Schneckereien

Eine Schnecke bin ich:
weich, schleimig, ohne Rückgrat, feucht und glitschig.
Beileibe keine, die ganz nackt ist.
Zu mir gehört ein eignes Haus,
mit Platz genug für mich und für sonst keinen –
zieh ich mich mal zurück und auch mal raus.

Von einem Punkt zur ganzen Größe sich entfaltend
ist es spiralig angemalt, mein Haus.
Von gelb bis schwarz in allen Schattierungen,
leg auf Ästhetik ich sehr großen Wert.

Ich habe Zeit.

Wo Zeit doch heut'gen Tags sehr kostbar ist.
Meine Spuren in der Welt zu hinterlassen ist mir Bedürfnis.
Und dazu braucht es nur ein wenig Schleim.
Ein Rückgrat brauch ich nicht, es schadet dem Charakter.
Durch eignes Heim ganz autonom
will ich auch weich, flexibel und sensibel sein.
Und dazu hilft mir sehr das Wasser,
das hautnah mir Geschmeidigkeit verleiht.

Manchmal – so sag ich's frei –
kommt Paarungslust so über mich.
Dann streck ich meine Fühler aus,
auf denen Augen sich befinden und schaue,
ob ein Schneckenhengst nicht grade in der Nähe weilt.

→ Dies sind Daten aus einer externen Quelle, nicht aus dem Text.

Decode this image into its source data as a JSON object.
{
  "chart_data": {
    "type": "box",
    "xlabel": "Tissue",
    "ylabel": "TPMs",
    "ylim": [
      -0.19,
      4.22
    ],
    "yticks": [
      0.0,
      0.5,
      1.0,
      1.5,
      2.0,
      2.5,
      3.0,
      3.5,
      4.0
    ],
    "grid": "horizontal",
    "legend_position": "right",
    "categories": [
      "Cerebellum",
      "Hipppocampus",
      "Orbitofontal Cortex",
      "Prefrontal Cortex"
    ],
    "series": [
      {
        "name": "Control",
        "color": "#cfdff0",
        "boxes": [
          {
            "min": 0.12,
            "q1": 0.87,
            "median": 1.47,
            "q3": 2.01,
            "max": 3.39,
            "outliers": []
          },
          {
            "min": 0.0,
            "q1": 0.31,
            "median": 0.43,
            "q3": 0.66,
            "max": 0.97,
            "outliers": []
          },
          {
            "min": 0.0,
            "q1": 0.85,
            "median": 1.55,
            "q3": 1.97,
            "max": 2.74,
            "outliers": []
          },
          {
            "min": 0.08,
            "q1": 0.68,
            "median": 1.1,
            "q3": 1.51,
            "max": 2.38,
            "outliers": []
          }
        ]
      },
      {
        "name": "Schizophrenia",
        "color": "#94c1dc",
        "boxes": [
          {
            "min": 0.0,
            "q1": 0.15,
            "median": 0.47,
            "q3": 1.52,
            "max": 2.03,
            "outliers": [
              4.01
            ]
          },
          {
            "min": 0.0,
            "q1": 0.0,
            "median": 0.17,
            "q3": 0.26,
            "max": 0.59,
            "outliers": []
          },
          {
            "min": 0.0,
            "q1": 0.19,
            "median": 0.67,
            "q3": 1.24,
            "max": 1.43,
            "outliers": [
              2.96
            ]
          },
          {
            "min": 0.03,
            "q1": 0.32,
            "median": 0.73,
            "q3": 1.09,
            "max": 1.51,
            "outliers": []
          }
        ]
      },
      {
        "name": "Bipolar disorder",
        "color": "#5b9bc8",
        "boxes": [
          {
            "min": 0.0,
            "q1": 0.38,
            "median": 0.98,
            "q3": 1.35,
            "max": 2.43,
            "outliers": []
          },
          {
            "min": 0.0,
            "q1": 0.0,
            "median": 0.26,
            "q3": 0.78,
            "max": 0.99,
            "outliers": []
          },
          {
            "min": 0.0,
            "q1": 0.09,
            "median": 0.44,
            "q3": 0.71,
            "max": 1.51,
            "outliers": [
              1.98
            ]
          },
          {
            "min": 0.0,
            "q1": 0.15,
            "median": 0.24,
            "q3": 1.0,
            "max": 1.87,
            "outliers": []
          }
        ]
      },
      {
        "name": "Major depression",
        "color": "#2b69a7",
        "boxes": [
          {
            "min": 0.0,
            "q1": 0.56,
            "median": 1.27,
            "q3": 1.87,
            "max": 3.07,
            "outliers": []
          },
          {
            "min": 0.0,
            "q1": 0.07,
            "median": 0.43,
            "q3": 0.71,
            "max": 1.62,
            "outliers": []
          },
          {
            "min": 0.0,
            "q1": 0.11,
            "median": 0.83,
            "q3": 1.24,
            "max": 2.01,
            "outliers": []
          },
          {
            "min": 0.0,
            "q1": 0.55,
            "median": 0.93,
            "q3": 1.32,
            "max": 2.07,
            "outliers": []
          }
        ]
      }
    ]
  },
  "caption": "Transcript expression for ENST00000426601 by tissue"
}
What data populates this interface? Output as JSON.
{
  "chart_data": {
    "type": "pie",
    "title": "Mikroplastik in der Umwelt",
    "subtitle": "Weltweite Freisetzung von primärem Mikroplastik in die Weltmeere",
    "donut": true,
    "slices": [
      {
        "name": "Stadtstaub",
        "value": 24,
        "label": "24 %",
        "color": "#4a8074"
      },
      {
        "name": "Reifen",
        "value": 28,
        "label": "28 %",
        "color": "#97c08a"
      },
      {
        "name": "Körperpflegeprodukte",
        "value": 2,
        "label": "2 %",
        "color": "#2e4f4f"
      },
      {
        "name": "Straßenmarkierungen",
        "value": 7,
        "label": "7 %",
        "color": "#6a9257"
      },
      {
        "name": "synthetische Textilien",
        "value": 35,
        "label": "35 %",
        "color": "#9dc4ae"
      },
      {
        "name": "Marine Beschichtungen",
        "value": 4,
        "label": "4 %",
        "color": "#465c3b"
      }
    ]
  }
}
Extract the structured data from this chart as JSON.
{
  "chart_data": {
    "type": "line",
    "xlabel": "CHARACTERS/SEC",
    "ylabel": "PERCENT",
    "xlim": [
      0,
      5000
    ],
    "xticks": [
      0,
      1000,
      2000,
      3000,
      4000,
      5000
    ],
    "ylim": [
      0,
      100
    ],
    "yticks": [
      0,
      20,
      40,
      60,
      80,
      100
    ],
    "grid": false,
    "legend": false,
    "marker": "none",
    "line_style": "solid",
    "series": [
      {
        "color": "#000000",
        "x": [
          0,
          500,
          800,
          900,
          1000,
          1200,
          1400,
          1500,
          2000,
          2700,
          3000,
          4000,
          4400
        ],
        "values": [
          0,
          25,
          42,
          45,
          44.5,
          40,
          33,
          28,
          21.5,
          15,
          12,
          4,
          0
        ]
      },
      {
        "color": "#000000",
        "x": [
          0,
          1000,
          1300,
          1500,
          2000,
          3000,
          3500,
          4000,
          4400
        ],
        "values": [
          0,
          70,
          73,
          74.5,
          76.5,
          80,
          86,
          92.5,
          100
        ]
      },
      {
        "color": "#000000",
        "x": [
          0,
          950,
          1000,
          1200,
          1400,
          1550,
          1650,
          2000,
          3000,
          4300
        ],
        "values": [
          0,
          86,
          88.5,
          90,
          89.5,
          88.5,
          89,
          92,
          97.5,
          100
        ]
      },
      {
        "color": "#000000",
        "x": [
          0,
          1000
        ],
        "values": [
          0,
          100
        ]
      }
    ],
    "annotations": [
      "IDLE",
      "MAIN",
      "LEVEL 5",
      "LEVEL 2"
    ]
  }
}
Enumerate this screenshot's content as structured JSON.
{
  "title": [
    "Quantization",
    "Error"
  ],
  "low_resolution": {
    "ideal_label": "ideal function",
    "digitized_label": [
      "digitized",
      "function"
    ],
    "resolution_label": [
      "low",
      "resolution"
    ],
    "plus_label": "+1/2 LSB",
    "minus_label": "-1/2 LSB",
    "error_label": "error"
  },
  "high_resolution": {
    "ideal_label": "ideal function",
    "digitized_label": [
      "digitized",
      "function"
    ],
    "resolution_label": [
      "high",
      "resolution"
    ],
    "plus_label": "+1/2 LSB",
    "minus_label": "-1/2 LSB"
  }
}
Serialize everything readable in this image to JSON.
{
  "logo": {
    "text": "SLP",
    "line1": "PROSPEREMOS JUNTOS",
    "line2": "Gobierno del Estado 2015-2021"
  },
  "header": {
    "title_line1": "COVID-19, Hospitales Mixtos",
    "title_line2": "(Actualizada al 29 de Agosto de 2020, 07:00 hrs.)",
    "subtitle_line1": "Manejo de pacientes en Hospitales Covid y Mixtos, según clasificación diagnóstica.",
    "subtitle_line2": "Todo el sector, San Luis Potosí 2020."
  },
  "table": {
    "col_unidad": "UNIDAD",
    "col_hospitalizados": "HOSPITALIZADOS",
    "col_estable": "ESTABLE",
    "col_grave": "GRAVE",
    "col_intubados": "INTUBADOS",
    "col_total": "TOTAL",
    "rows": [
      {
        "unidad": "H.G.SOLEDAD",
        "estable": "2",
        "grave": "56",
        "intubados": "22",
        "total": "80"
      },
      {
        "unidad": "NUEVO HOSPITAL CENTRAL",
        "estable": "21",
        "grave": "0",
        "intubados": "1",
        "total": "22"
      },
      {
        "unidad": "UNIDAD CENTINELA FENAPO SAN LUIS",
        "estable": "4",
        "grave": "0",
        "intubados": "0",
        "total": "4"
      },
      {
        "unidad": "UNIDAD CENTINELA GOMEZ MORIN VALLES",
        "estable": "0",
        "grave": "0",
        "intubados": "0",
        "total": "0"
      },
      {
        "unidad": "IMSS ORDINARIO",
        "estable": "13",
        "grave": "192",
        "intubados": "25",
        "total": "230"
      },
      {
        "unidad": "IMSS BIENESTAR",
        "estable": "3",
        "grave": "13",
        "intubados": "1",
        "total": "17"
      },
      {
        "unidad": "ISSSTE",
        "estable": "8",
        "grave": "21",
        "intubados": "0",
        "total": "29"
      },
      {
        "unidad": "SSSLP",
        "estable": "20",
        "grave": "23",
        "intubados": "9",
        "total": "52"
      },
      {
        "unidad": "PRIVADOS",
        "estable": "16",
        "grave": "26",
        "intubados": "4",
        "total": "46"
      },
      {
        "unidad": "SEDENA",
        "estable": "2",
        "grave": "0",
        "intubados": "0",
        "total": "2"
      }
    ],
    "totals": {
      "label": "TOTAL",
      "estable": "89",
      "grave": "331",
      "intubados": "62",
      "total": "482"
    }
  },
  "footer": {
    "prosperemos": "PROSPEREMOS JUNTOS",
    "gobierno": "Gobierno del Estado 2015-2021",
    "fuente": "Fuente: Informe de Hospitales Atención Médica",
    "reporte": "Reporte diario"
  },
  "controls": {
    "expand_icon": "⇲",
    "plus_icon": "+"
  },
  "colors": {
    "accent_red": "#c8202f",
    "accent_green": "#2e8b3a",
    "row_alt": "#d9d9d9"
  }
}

Und wenn dann Schleim mit Schleim sich lustvoll tut verbinden,
gelingt mir wohl ein kleiner Schneckensprung.
Doch in mein Haus zieht er nicht ein –
getrennte Wohnung ist auch sein Prinzip.

So ziehen wir gemeinsm eine Zeit lang unsere Spur.
Verleben Glück in herrlichem Salat;
vermeiden Wesen, die uns drohen zu vernichten
und wissen uns vor Hitze und praller Sonne wohl zu schützen.

Und kriechen weg und sind schon da und immer gleich zu Haus
und fühlen, tasten, hart und weich und schnick und schnack
und kriechen rein und kriechen raus,
bis dann das Leben irgendwann zu Ende ist.

Und hart geworden, eingetrocknet
nur noch ein Schneckenhaus am Waldrand übrig bleibt.
Ein Mensch steckt's in die Tasche, vergisst es dort
und wirft es irgendwann zerbröselt fort.

Und auch die Schleimspur schwindet hin.
In diesem Falle – so ist es üblich –
fragt Mensch sich nach Zweck und Lebenssinn.